In Part 1 I defended a simple idea: if you block blindly, you can disappear; if you leave everything open, you give away the substance and we all pay the cost without control. And that cost is not just “tokens”: it is also environmental cost (electricity, emissions associated with computation and, in many cases, water for cooling), plus repeated traffic and storage every time a bot crawls again.

In this second part I get into the technical side: two realistic strategies (total block and intermediate block) and a third key piece, showing alternative content. Part 3 goes deeper into how to adapt that alternative content to further reduce token consumption.

Important: no measure is 100% reliable. The goal is to reduce surface and cost, and leave clear signals.

Signals before blocking: llms.txt and other clues

Before raising the wall, it is worth deciding what you want the AI to “understand” about your web.

llms.txt (useful signal, not standard)

/llms.txt is a proposal to give LLMs a “friendly” and controlled version of your site (context + key links). Today there are no guarantees of adoption: use it as a complementary hint, not as security. Even so, it is very useful in an intermediate strategy: if you limit the full HTML, it can be the “door” to offer exactly what you want them to understand.

Other useful options (without reinventing anything)

robots.txt: what it is and what it is NOT

robots.txt is a good-faith agreement: it indicates what a bot should crawl, but it does not prevent it by itself.

Two quick ideas:

  1. If a bot respects robots.txt, your file is the simplest (and compatible) way to control its behavior.

  2. If a bot does not respect robots.txt, you need enforcement layers: server rules, WAF, rate limiting, etc.

Compliance note (reputation and reporting)

As of today, OpenAI and Anthropic state that their bots are controlled via robots.txt and document how to allow/block their agents:

If you detect that a bot from these providers is not respecting your rules (and you have already verified syntax, caches, and that the User-Agent is not a spoof), report it: it is important to fix possible bugs and also for their reputation (if they promise to respect it, they have to comply).

Personal note (and a dose of realism)

My impression is that not all bots or scrapers will respect robots.txt, so it should not be your only defense.

Strategy 1: total block

This is the most direct reaction: completely block most AI bots, even though it puts us at risk of becoming invisible to those who use AI as a search engine.

Use ai-robots-txt (and do not reinvent the wheel)

The ai-robots-txt repository already has all the work done: a living list of user-agents + ready-to-copy examples. In addition to robots.txt, it includes server snippets (and the repo itself explains how to apply each one depending on your stack).
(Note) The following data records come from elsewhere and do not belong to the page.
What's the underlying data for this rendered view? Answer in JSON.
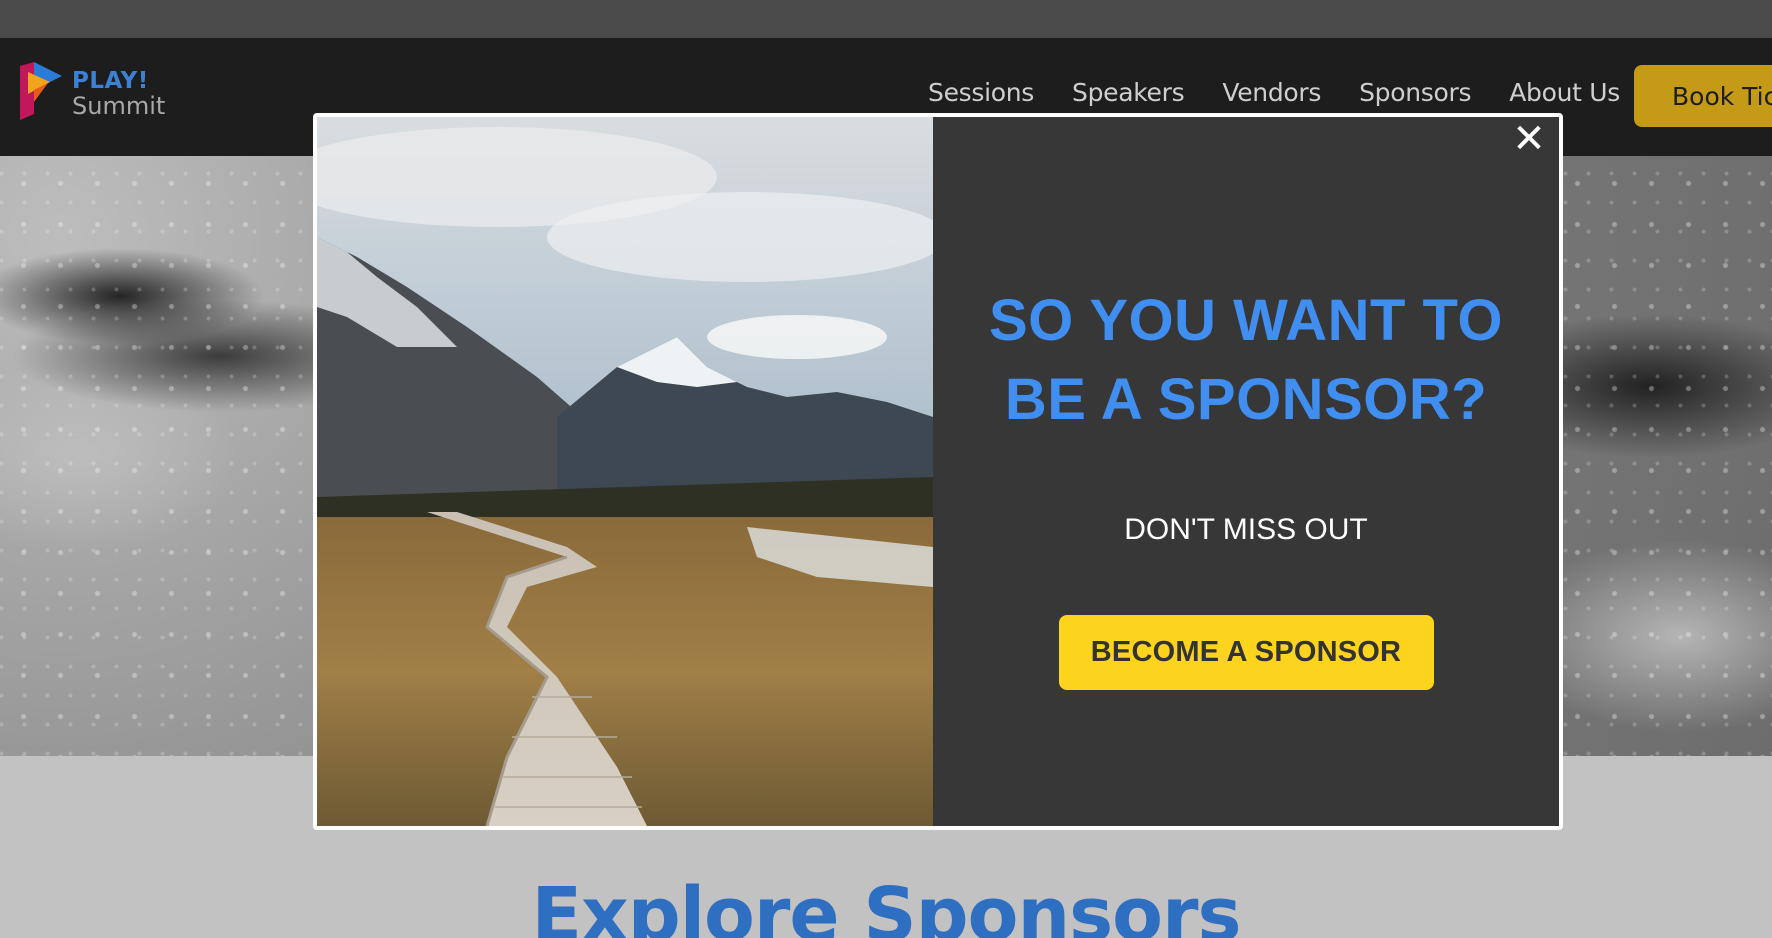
{
  "header": {
    "logo_line1": "PLAY!",
    "logo_line2": "Summit",
    "nav": [
      "Sessions",
      "Speakers",
      "Vendors",
      "Sponsors",
      "About Us"
    ],
    "book_button": "Book Tic"
  },
  "main": {
    "section_title": "Explore Sponsors"
  },
  "modal": {
    "close_symbol": "✕",
    "headline": "SO YOU WANT TO BE A SPONSOR?",
    "subtext": "DON'T MISS OUT",
    "cta_label": "BECOME A SPONSOR"
  },
  "colors": {
    "brand_blue": "#3f8ef0",
    "cta_yellow": "#fdd41d",
    "header_bg": "#1d1d1d",
    "modal_panel": "#373737",
    "book_button": "#c49a17"
  },
  "icons": {
    "logo": "play-summit-logo-icon",
    "close": "close-icon"
  }
}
Ready-to-copy guides: robots.txt, Apache, Nginx, Caddy, HAProxy.

Practical recommendation: copy the file that fits you (or combine them: robots.txt + server blocking) and keep it updated with the project’s releases.

IP blocking (real enforcement)

If you want a harder layer than robots.txt and user-agent control, some providers publish official IP ranges. With them you can block (403) specific bots or allowlist search bots and block the rest.

Tip: always use the official URLs (lists change); do not copy third-party lists.

Where to get official IPs (JSON)

Nginx

To block AI bots by IP in Nginx, you can create a file with the ranges to block and then integrate it into the server configuration. This way, any request from those IPs will be denied automatically.

  1. Create the file /etc/nginx/ai_bot_ips.conf with the IP ranges you want to block, for example:
geo $block_ai_ip {
    default 0;

    # OpenAI GPTBot (examples)
    132.196.86.0/24 1;
    52.230.152.0/24 1;

    # PerplexityBot (examples)
    3.224.62.45/32 1;
    107.20.236.150/32 1;
}
  1. Include this file in your server {} block and apply the block:
include /etc/nginx/ai_bot_ips.conf;

if ($block_ai_ip) {
    return 403;
}

Remember: if you have a CDN or reverse proxy in front, make sure Nginx receives the real visitor IP so the block works correctly.

Apache 2.4+

In Apache 2.4+ you can block IP ranges easily using the Require not ip directive. This lets you deny access to certain IPs both in the VirtualHost configuration and at the .htaccess level if your hosting allows it. You only need to specify the ranges or addresses to block, and those not in those IPs will still be able to access normally.

Example in VirtualHost:

<Directory "/var/www/html">
  <RequireAll>
    Require all granted

    # IP/CIDR block (examples)
    Require not ip 132.196.86.0/24
    Require not ip 52.230.152.0/24
    Require not ip 3.224.62.45/32
  </RequireAll>
</Directory>

Example in .htaccess (requires AllowOverride to be enabled):

<RequireAll>
  Require all granted
  Require not ip 132.196.86.0/24
  Require not ip 52.230.152.0/24
</RequireAll>

Helper script (bot-ip-ranges.sh)

To make the work easier, I created bot-ip-ranges.sh, a script designed specifically for this series: it downloads and normalizes IP ranges of bots from official sources, so you can integrate them into your configuration without doing it by hand.

Repository: https://github.com/Len4m/bot-ip-ranges.sh

Quick command to download, grant permissions, and run (returns the list of IPs):

curl -fsSL https://raw.githubusercontent.com/Len4m/bot-ip-ranges.sh/main/bot-ip-ranges.sh -o /tmp/bot-ip-ranges.sh && chmod +x /tmp/bot-ip-ranges.sh && /tmp/bot-ip-ranges.sh

Real cost of total blocking

Strategy 2: intermediate block (stay visible)

The key is to differentiate between search bots (allow) and training bots (block), applying different rules to each type in order to achieve visibility in AI results without facilitating training with your content.

This way, you can keep appearing in AI Search without all your content ending up in training datasets.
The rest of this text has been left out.